It’s mainly children under the age of ten who are so open about these things. The older that children and adolescents get, the more they lose this trait and the more reserved they become. Once they reach adulthood, their openness often gives way to a reluctance to engage. People who have never been around someone with a disability before can find such an encounter particularly unnerving. They avoid or ignore the person more or less unconsciously, which amounts to limited participation in society.

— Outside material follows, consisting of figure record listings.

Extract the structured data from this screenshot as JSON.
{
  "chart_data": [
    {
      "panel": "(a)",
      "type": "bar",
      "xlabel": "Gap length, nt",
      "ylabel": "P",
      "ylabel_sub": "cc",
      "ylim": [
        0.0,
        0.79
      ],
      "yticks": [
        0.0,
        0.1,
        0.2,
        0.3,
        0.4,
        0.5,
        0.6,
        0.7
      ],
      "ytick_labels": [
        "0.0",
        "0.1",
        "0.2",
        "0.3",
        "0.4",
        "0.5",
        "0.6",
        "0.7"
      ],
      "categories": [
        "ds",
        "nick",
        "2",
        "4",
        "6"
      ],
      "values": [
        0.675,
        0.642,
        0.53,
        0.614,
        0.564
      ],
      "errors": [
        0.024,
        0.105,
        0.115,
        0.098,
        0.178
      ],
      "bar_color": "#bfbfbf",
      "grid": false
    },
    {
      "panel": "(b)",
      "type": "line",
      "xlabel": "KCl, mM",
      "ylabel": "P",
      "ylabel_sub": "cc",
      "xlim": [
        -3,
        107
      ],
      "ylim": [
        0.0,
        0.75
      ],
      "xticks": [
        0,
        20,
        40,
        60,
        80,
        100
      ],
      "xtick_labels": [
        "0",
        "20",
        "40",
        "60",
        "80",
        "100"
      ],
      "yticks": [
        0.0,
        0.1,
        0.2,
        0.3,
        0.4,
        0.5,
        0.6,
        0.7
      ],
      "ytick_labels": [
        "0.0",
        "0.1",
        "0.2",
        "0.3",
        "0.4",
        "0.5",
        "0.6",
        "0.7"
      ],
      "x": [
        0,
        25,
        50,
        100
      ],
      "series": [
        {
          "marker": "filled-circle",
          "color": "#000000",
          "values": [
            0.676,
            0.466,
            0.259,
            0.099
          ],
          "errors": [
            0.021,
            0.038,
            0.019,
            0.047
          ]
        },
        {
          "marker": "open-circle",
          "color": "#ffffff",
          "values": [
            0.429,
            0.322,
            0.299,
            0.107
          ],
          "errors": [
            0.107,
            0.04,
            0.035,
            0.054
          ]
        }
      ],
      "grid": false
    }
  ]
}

That’s why it should be our aim to encourage such encounters – especially during childhood and in schools, but also later on in life – by making time and providing opportunities for people with and without disabilities to come together. This helps to build trust and raise awareness that our society is diverse and made up of very different people. Just as not everyone is good at football or mathematics, it shouldn’t be an issue if someone has only one arm or uses a wheelchair. We should treat the fact that we humans are different as perfectly normal.
Visiting school classes
But how can we take this topic into schools and get children interested without boring them or, worse, forcing them do something that they are perhaps reticent about or they don’t want to do? Technology and robotics might have a key role to play here if they are used as a way to talk about physical disabilities.
That’s what we do in the
CYBATHLON @school
programme. Together with our partners, we developed various teaching modules in which a person with a disability teams up with an ETH coach to visit school classes and let the pupils experience the challenges that people with disabilities face in everyday life. Then, by way of specific examples, the children and young people experience for themselves how technology can benefit people with disabilities. The aim of getting the young people to interact with the person with a disability is to prompt them to think about how to break down barriers or how to develop tools that can help people with disabilities participate fully in society – in other words, with independence and self-determination.